Juanita Johnson-Bailey, a professor in the department of lifelong education, administration and policy and a 2010 Distinguished Meigs Teaching Professor, was named director of the Institute for Women’s Studies on July 31.
She has served as interim director since July 2009, when former director Chris Cuomo left to pursue a fellowship at Amherst University. Johnson-Bailey attributes her commitment to women’s issues as starting in her childhood.
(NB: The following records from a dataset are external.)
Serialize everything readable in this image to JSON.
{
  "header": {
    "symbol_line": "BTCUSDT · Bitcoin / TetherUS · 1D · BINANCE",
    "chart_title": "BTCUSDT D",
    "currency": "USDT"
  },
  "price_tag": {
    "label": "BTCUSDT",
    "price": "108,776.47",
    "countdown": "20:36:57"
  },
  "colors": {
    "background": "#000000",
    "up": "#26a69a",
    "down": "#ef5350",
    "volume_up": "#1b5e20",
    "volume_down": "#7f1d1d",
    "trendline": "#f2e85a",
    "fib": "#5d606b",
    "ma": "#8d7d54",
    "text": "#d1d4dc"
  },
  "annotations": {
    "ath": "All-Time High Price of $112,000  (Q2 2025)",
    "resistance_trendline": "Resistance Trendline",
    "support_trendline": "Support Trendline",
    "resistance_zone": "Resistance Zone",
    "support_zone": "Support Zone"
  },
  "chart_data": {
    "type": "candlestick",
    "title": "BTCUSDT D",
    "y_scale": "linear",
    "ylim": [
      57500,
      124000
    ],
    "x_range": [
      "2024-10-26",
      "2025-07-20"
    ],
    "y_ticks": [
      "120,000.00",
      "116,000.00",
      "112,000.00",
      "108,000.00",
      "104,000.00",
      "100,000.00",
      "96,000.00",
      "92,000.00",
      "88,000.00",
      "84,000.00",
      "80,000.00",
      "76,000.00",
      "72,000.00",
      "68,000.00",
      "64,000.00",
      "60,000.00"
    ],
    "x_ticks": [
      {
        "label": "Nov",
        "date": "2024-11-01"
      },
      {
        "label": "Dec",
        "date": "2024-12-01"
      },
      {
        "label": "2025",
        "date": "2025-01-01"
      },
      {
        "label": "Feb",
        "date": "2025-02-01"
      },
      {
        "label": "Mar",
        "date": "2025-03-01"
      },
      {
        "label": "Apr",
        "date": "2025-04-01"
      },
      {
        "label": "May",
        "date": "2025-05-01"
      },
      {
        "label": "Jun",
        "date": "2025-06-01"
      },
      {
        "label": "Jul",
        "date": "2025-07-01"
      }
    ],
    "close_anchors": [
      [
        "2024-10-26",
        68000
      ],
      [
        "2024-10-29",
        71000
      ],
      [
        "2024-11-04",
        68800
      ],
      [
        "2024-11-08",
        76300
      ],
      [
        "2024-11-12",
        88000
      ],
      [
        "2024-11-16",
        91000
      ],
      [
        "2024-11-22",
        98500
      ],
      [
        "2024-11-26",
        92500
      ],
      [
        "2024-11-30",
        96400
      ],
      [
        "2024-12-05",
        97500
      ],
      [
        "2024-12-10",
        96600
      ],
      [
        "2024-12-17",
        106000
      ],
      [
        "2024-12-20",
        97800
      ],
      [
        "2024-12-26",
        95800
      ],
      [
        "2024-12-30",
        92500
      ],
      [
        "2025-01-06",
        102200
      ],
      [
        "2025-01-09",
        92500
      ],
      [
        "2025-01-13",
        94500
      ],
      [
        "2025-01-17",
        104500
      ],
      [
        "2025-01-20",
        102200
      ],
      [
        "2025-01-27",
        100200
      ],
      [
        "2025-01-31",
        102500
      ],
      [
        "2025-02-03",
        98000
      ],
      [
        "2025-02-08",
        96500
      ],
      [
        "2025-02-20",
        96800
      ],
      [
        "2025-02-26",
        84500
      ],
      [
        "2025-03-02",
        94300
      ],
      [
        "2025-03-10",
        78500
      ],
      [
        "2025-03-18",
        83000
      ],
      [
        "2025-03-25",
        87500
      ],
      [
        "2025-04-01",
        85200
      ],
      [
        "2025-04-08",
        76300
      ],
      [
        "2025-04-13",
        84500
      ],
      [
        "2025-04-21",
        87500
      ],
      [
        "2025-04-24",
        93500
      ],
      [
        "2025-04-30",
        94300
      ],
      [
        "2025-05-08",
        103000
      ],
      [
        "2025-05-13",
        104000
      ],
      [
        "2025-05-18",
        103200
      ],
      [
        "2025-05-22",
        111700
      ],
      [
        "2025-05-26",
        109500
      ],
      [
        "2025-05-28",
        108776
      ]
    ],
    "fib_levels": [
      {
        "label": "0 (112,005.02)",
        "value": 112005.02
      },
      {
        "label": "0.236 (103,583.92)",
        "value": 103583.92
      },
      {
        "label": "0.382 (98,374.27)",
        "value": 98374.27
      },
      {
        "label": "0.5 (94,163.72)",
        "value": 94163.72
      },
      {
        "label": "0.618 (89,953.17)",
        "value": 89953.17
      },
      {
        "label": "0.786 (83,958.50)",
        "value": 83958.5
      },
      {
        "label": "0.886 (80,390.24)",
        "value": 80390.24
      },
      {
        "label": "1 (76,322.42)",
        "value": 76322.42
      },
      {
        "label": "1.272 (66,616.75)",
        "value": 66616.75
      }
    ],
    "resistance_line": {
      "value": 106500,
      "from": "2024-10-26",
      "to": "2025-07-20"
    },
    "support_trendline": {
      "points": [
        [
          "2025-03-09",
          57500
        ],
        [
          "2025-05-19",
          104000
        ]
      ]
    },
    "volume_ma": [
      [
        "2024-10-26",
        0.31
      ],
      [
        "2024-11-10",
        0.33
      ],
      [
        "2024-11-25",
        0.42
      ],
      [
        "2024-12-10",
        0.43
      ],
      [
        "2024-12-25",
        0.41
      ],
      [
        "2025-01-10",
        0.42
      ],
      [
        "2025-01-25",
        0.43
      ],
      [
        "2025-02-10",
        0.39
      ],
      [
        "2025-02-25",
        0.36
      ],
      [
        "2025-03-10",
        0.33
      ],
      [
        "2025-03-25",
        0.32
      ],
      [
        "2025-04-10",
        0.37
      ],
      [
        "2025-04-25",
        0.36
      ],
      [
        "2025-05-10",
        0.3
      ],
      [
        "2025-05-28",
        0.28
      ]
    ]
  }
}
“My thinking and focus always have centered on what it meant to be female in the world, even before I knew there was a discipline called women’s studies, because my family members, especially my parents, and my elementary school nuns didn’t ascribe to the idea of putting parameters on girls. But rather, these influential role models always cautioned me that being a girl should only make me try harder,” she said. “This early perspective not only encouraged confidence, but engendered a curiosity about the situation of girls and women in our society.”
So she thinks that finding herself as the new director of women’s studies at UGA is a “wonderfully fortuitous destination” at this point in her career.
Johnson-Bailey began her career at UGA in fall 1995, when she was hired as an assistant professor with a joint appointment in the department of adult education and women’s studies. Five years later, she rose to associate professor and reached the rank of full professor in 2005.
In her career at UGA, she has taught more than 19 graduate-level courses, with her signature courses being “Feminist Pedagogy” and “Gender and Race in the Workplace.” Her research interests center on examining disenfranchisement in educational and workplace setting, with her dissertation centering on the experiences of black re-entry and graduate students.
She co-edited the recently published Handbook of Race in Adult Education and authored Sistahs in College: Making a Way Out of No Way, which won the 2002 Frandson Award for Literature in Continuing Education. In 2000, Johnson-Bailey co-created the Southern Africa Study Abroad Program, and in 2006 co-convened UGA’s first conference on black issues in higher education.